Would you agree with my assesment?
Thanks.
This algorithm will work w/o any additional fences. On x86 every load is load-acquire. And every store is store-release. So nothing can hoist above load, and nothing can sink below store.
Final load of svc_ctr will provide all necessary synchronization wrt lock acquisition. And increment (store) of svc_ctr will provide all necessary synchronization wrt lock release.
Thanks. That's good to know.
Btw, don't forget to insert 'pause' instruction into spin-loop, if spin-loop is active (i.e. not sched_yield()).
Thanks for the reminder. I did add 'pause' in the loop.
(Though, I'm not so sure about what it does.)
Regards,
Btw, don't forget to insert 'pause' instruction into spin-loop, if spin-loop is active (i.e. not sched_yield()).
Thanks for the reminder. I did add 'pause' in the loop.
(Though, I'm not so sure about what it does.)
If you have tight active spin-loop:
while (some_var)
pause;
Without pause instruction, superscalar processor can issue a lot of load request, i.e. there will be more than one load request at the same time. It's absolutely unnecessary, and degrades performance. With pause instruction there will be at most one active load request at any given time.
Also on Hyper-Threaded processors pause instruction informs core, that current thread just spinning and not doing useful work, so core can give priority to other thread(s).
This algorithm will work w/o any additional fences. On x86 every load is load-acquire. And every store is store-release. So nothing can hoist above load, and nothing can sink below store.
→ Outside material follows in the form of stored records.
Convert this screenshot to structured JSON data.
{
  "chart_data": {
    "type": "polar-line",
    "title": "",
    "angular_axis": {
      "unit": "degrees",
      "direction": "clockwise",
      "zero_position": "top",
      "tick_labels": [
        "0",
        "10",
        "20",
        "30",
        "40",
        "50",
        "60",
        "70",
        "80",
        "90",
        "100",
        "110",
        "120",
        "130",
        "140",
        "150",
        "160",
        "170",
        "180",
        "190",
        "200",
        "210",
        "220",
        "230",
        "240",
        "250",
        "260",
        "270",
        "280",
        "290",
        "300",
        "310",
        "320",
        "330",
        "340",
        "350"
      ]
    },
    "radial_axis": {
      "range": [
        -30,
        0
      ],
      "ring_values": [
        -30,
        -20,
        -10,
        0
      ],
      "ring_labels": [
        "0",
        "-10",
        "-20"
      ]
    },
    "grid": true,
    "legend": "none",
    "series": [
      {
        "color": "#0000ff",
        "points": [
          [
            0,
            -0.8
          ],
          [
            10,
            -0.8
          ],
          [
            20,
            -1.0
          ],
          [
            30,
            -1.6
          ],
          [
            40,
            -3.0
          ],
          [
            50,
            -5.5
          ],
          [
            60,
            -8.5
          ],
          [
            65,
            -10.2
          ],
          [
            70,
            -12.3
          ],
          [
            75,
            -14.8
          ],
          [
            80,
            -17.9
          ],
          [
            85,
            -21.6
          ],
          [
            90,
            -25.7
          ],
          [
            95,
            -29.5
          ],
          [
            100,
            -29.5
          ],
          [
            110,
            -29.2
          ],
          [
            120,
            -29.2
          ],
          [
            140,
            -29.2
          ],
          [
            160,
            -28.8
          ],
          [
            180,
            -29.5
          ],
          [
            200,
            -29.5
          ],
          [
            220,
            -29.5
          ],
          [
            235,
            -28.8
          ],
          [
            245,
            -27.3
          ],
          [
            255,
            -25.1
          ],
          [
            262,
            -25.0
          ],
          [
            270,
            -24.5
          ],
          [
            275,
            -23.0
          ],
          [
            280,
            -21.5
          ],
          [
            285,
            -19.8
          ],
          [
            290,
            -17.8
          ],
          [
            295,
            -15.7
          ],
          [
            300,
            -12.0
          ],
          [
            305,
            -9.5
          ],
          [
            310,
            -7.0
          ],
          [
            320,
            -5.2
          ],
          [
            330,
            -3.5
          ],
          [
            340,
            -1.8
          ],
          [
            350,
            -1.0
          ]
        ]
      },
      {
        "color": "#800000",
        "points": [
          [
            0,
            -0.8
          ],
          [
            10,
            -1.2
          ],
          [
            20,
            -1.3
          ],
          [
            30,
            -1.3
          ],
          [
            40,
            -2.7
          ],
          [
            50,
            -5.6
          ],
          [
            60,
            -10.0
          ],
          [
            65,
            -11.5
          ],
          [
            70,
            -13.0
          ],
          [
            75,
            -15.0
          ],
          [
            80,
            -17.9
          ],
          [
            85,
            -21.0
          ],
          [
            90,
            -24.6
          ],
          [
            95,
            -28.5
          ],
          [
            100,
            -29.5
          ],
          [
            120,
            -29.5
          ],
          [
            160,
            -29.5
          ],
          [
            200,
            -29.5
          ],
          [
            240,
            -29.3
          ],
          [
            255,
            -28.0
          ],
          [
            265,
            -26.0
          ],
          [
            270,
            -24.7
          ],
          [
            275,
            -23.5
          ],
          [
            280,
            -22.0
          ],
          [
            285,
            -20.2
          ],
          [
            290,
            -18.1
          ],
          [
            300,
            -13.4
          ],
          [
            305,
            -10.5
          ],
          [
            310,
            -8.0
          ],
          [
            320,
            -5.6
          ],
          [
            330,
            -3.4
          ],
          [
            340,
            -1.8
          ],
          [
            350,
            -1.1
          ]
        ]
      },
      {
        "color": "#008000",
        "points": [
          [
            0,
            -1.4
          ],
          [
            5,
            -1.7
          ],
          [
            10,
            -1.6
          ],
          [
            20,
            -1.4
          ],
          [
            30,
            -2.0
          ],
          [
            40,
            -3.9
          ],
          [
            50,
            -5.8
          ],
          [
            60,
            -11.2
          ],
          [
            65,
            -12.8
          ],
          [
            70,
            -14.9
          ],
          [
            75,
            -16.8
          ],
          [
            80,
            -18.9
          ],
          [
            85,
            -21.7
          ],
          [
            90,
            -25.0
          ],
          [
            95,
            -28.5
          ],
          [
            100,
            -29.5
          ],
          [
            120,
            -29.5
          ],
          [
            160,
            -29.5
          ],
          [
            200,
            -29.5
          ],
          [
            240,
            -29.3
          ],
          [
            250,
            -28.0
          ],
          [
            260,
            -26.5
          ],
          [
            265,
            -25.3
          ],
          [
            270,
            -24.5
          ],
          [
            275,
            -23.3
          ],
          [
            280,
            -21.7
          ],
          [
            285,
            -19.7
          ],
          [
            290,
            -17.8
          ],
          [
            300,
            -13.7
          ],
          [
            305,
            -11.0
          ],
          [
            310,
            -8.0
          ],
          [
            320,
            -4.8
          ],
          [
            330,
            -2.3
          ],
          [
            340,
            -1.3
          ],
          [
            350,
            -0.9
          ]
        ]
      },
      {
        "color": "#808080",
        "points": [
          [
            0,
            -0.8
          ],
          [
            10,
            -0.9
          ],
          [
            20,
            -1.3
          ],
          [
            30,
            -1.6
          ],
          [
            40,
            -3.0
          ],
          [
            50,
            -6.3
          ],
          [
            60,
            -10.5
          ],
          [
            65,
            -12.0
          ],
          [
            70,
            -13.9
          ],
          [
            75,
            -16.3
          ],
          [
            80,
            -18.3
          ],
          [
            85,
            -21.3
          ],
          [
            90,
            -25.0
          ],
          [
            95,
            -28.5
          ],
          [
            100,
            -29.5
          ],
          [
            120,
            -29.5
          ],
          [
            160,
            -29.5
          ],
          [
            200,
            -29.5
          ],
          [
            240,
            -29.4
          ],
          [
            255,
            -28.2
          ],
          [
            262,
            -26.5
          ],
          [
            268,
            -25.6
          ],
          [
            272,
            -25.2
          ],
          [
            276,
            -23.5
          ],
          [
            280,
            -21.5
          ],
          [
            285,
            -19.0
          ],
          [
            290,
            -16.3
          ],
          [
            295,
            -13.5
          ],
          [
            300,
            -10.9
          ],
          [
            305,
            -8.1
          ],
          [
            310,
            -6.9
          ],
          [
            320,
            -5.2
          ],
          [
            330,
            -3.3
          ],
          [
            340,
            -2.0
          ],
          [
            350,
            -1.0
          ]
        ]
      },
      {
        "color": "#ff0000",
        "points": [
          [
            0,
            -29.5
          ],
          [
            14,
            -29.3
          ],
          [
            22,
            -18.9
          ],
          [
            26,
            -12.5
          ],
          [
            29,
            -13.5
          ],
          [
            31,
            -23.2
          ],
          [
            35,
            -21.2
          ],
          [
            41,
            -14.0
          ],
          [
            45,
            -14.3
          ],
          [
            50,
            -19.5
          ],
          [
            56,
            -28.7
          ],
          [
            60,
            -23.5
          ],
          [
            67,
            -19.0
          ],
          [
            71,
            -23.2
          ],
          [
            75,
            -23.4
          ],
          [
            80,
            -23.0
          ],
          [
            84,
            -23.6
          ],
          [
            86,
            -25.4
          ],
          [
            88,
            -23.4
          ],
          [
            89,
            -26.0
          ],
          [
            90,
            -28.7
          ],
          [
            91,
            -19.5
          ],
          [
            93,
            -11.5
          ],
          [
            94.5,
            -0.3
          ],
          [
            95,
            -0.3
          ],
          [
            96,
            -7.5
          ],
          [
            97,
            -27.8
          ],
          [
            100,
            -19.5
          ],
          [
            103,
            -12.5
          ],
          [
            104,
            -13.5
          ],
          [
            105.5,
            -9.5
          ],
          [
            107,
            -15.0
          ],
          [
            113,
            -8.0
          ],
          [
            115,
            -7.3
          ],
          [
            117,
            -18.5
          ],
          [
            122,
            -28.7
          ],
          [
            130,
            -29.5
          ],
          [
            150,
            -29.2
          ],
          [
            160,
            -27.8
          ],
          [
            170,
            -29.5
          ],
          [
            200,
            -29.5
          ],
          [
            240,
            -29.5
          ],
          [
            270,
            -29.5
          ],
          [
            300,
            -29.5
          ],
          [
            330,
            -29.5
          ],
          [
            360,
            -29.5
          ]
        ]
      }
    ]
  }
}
Final load of svc_ctr will provide all necessary synchronization wrt lock acquisition. And increment (store) of svc_ctr will provide all necessary synchronization wrt lock release.
Thanks. That's good to know.
Hmmm.... I'm thinking about incorporating x86 memory model into Relacy Race Detector:
http://software.intel.com/en-us/forums//topic/60050
Initially I was thinking that if I will provide extremely relaxed C++0x memory model, than user can map any other memory model to C++0x memory model, thus test algorithm against, for example, x86 memory model.
The problem here is that user have to precisely understand and C++0x MM and his target MM (x86), in order to create correct mapping. So if I will provide direct support for x86 MM this can be of help.
If you have tight active spin-loop:
while (some_var)
pause;
Without pause instruction, superscalar processor can issue a lot of load request, i.e. there will be more than one load request at the same time. It's absolutely unnecessary, and degrades performance. With pause instruction there will be at most one active load request at any given time.
Also on Hyper-Threaded processors pause instruction informs core, that current thread just spinning and not doing useful work, so core can give priority to other thread(s).
I see. I did know it helps Hyper-Threading but we are not using it. So I wasn't sure if 'pause' is really necessary. But it sounds like it's also good for non-Hyper-Threading core.
Thanks.
I see. I did know it helps Hyper-Threading but we are not using it. So I wasn't sure if 'pause' is really necessary. But it sounds like it's also good for non-Hyper-Threading core.
I think that at least it won't worsen the situation. And official Intel guidelines says "you must use 'pause' in spin-loops". Maybe in future Intel processors 'pause' will have some additional useful consequences for non-HT.